ADRIAMYCIN GIVEN AS A WEEKLY SCHEDULE WITHOUT A LOADING COURSE - CLINICALLY EFFECTIVE WITH REDUCED INCIDENCE OF CARDIOTOXICITY

Abstract

Patients (336) with a variety of tumors were treated with adriamycin given weekly as an i.v. bolus of 1 mg/kg with subsequent doses adjusted for hematologic toxicity. This weekly schedule, not utilizing a loading course, resulted in only a 20% incidence of stomatitis. The number of evaluable patients and the percent with objective responses, respectively, according to tumor type were as follows: lung (57 patients, 14%); sarcoma (62, 24%); breast (31, 35%); transitional cell carcinoma (17, 19%); non-Hodgkin''s lymphoma (17, 29%); head and neck (16, 13%); colorectal (13, 0); ovarian (eight, 25%); and other (53, 13%).
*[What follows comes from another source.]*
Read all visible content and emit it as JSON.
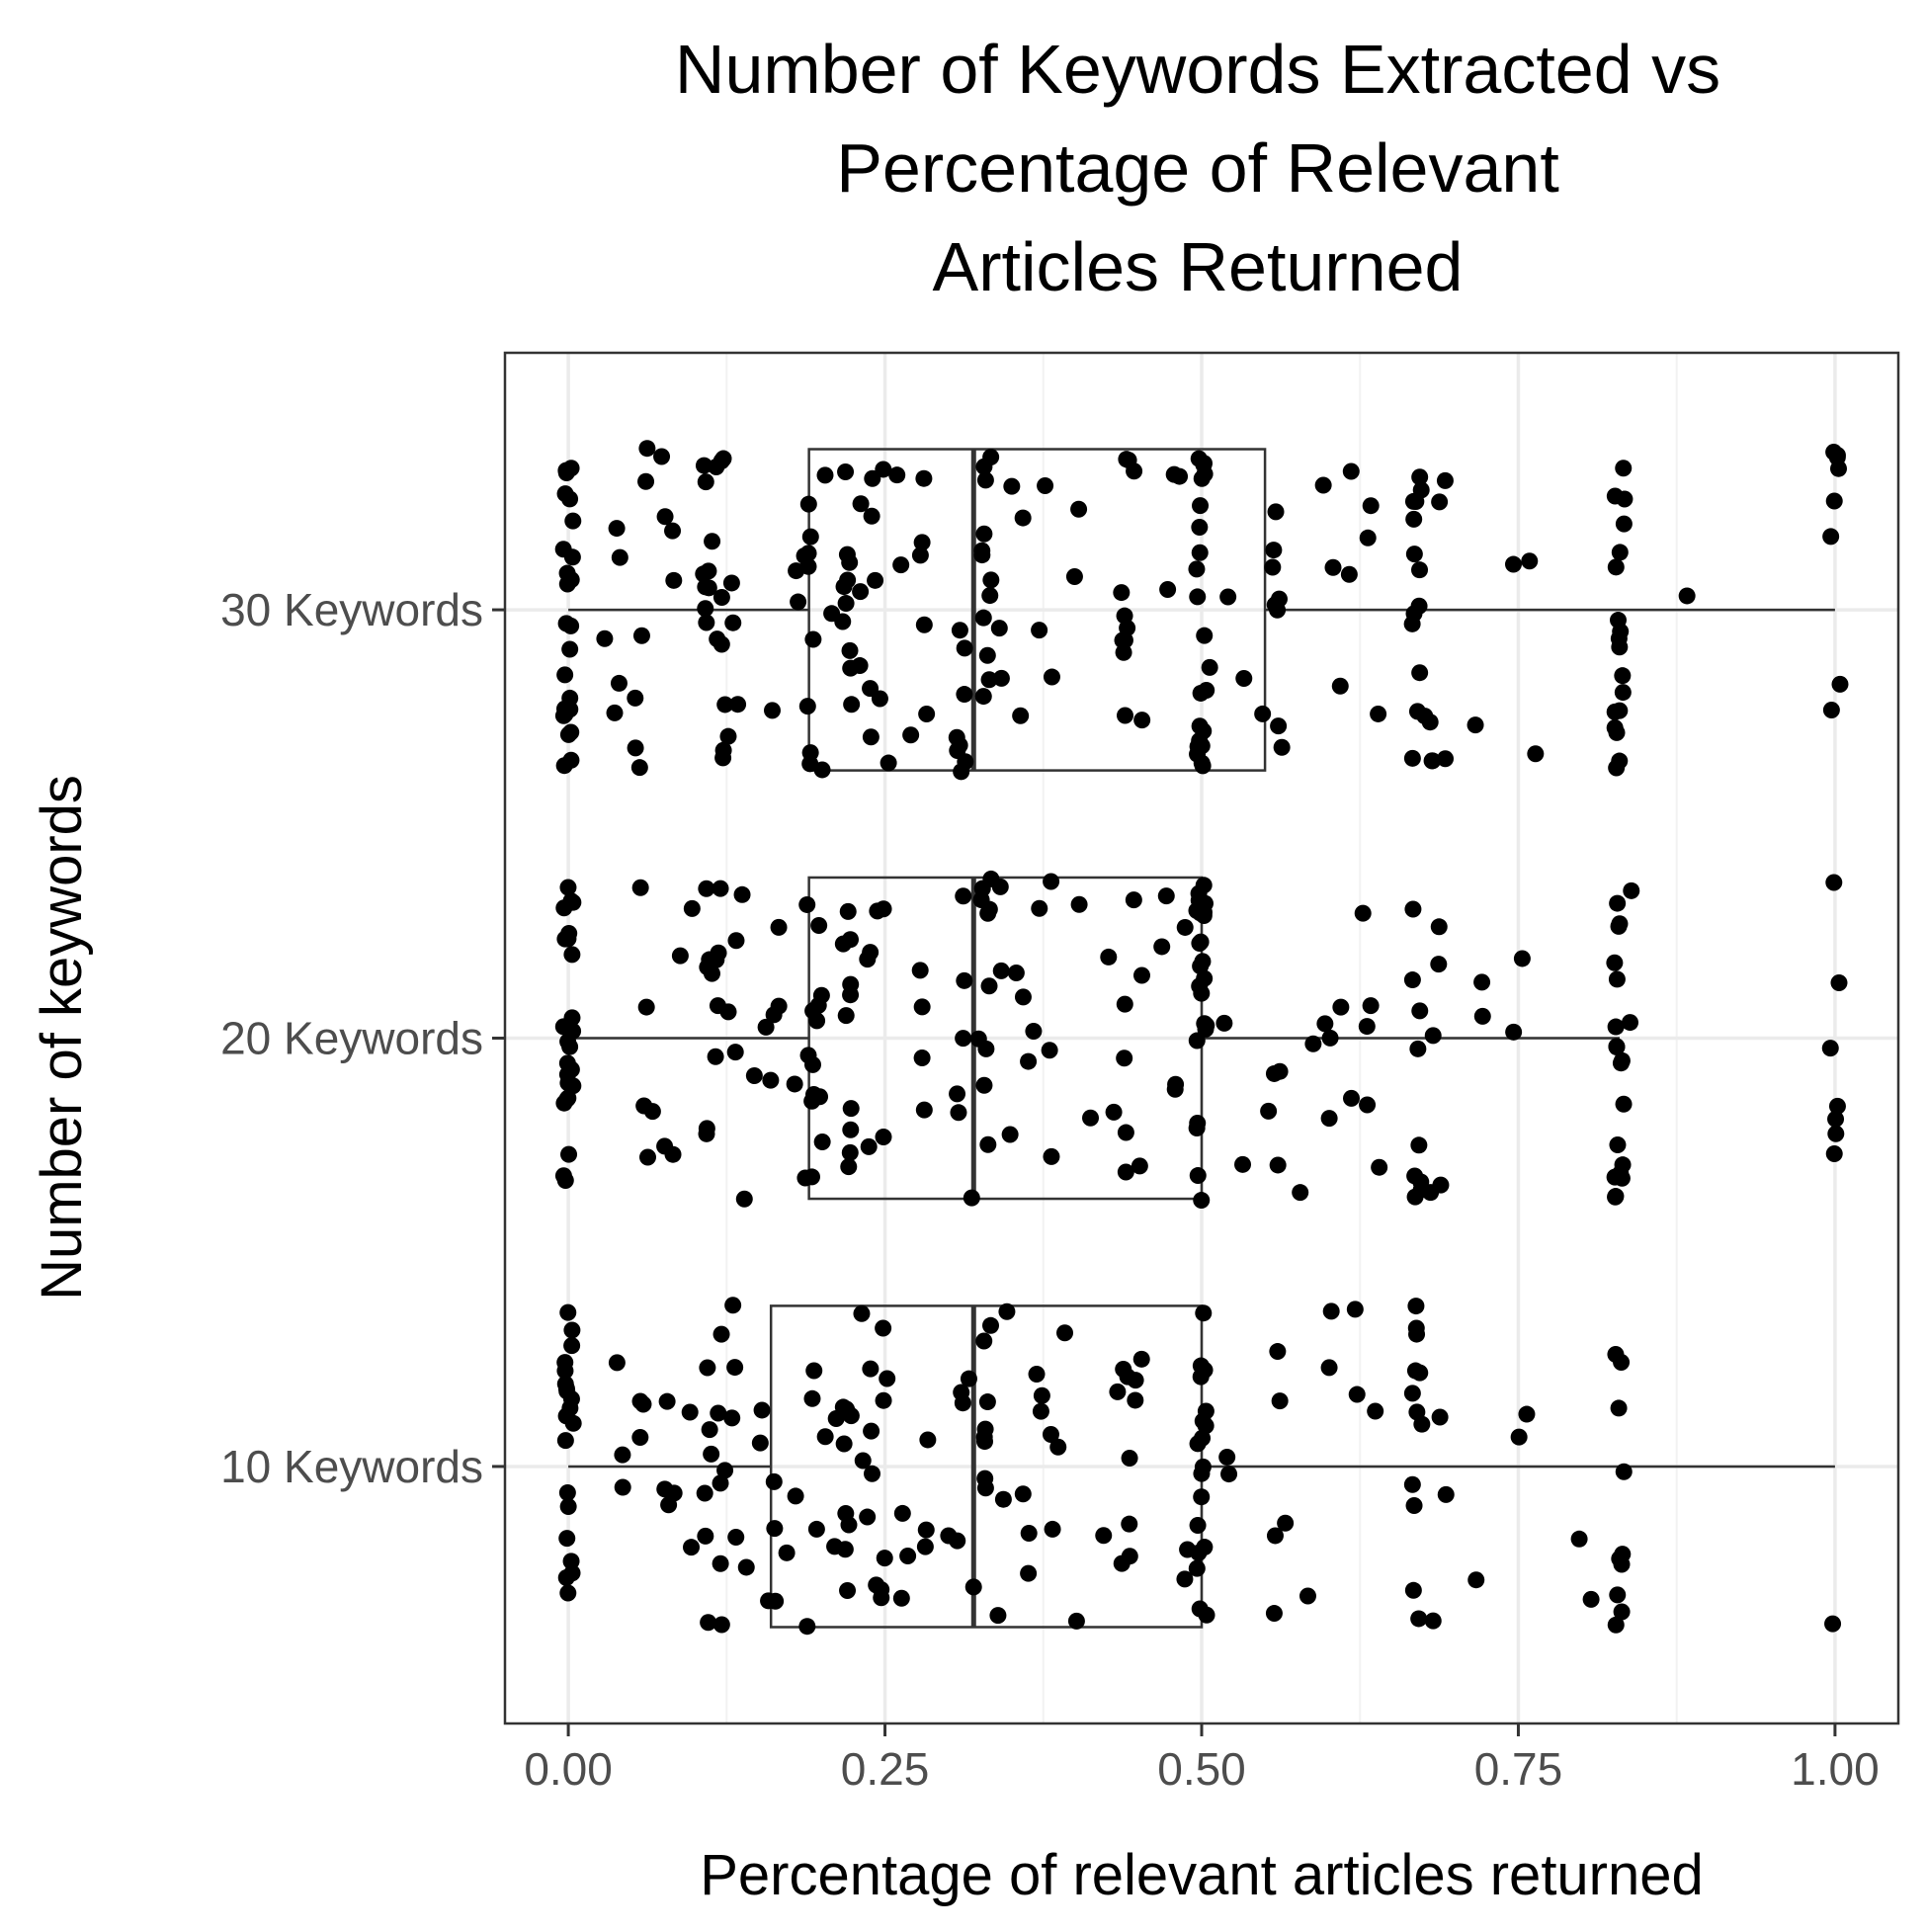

These response frequencies are comparable to those reported for every-3-wk regimens using 60-75 mg/m2 of adriamycin. Sixteen patients were given 450-550 mg/m2 of adriamycin, 5 were given 550-600 mg/m2 and 10 were given > 600 mg/m2. None of the study patients developed definite evidence of drug-induced congestive heart failure. Adriamycin given as a weekly schedule provides a clinically effective alternative to the every-3-wk schedule of administration. The weekly schedule is associated with tolerable toxicity and a decreased risk of developing drug-induced congestive heart failure.